Crossman is gloriously indiscreet and straight-talking, revealing how deals are done and colleagues are double-crossed and undermined. The diaries show PM Harold Wilson as a principled but soft-minded leader who played different camps off against each other as he struggled to make up his own mind, and how ministers tried to use the press and to corrall civil servants, with haphazard results. The characters include the drunken and mercurial George Brown, the passionate but ineffective Barbara Castle, the ambitious but flawed Jim Callaghan and the clever but unpolitical Roy Jenkins.
It may seem like ancient history, but it's still wonderfully insightful and relevant to the modern reader. In many ways little has changed and in other ways the diaries provide a fascinating contrast with the "sofa government" and spin of New Labour. Wilson strove to achieve a collective style of government rather than the more "presidential" model we have today, but that meant he often presided over flaming rows or was browbeaten into submission by his very own allies, some of whom were deliberately plotting disaster to unseat him. And it seems extraordinary how Jim Callaghan, his eventual successor, was able to remain in Cabinet and plot against him from within.

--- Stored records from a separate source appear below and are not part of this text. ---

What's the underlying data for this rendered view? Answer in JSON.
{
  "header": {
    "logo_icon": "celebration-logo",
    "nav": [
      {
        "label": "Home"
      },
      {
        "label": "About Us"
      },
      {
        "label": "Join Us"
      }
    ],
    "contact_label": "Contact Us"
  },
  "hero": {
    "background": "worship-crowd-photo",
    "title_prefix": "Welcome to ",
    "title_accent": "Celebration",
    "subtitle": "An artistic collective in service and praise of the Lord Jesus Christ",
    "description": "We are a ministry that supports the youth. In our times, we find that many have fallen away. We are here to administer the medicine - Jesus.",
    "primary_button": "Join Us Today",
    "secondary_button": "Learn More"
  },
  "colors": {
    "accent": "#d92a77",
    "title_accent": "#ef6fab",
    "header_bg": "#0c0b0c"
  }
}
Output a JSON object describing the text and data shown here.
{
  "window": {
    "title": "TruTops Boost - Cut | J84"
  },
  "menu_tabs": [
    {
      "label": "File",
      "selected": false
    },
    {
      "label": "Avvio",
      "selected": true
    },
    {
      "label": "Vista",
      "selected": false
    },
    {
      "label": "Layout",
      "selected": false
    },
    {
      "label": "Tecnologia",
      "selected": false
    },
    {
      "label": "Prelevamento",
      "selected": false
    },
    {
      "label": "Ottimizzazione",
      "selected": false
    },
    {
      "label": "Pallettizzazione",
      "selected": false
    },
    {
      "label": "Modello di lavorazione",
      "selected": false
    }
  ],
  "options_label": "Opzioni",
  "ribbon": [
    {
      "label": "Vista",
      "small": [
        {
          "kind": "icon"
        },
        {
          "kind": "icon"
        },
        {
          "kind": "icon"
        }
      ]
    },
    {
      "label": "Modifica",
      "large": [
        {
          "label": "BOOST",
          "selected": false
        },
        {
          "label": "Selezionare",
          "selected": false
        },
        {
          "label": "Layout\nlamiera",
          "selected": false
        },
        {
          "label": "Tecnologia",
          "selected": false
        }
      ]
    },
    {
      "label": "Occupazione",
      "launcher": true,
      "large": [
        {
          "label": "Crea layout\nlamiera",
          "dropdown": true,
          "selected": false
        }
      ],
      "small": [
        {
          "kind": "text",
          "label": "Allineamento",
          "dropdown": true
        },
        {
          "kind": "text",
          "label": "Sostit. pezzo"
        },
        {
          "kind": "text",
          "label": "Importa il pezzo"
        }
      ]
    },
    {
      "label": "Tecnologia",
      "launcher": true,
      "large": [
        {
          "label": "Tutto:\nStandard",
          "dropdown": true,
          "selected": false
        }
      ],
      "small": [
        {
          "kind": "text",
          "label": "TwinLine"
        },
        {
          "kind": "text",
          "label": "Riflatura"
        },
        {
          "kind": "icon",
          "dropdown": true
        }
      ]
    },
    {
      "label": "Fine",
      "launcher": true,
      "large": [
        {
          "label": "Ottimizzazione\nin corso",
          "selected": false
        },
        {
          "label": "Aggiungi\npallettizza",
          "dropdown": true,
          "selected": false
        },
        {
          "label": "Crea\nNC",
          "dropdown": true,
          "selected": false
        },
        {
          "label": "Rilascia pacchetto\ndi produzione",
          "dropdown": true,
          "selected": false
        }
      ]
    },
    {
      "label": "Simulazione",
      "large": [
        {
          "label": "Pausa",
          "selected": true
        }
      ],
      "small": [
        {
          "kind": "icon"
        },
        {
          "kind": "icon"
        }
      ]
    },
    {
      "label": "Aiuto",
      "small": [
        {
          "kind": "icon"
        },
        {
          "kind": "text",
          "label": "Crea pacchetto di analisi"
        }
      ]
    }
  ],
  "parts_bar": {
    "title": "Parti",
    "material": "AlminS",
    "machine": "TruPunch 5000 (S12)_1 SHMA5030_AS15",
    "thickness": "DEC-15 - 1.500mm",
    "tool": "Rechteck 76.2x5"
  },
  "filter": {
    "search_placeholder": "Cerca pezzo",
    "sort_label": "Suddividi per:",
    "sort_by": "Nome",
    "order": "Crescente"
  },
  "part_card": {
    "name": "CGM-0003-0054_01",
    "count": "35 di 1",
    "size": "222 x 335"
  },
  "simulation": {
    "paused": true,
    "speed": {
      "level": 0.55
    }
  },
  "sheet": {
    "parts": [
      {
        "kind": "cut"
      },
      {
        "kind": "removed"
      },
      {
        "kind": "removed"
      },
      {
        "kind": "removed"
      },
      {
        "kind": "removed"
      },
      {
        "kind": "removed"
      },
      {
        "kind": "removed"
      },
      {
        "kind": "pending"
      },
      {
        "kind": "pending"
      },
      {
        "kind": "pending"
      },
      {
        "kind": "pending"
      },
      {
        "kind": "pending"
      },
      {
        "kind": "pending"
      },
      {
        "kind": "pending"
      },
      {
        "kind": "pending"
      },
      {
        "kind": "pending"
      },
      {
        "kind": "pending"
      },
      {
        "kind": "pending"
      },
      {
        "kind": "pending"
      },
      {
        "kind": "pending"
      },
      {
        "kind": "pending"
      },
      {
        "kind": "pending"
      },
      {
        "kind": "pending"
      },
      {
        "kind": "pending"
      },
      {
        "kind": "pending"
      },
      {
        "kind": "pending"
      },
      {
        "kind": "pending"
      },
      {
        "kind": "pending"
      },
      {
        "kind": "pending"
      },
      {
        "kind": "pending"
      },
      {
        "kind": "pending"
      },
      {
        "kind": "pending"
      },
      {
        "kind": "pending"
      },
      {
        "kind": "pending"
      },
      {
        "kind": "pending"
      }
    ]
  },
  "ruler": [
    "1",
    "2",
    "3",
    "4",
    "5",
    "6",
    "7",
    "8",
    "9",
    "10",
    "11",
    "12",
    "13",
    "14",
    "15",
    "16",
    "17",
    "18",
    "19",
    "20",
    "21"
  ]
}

This is a pleasure to read, although I sometimes found the parliamentary jargon a bit hard to follow. The union-dominated pre-Thatcher economic policies are also somewhat mystifying ("We must curb investment!" - eh??) and it's hard to feel any sympathy for the intellectual and amateurish Wilson as wave after wave of economic crisis crashes against the government. A modern reader with some knowledge of economics might feel that he or she could have done a much better job than Wilson and done a lot to turn the country around. This was an era when Britain still had a "prices and incomes" policy and a non-decimal currency.
My only regret, after reading this, is that I didn't tackle the full 3-volume version. Anthony Howard, who condensed those into this book, cut out lots of material where Crossman was not directly involved but was more of a spectator. I would love to hear what he had to say about other events of the 1960s.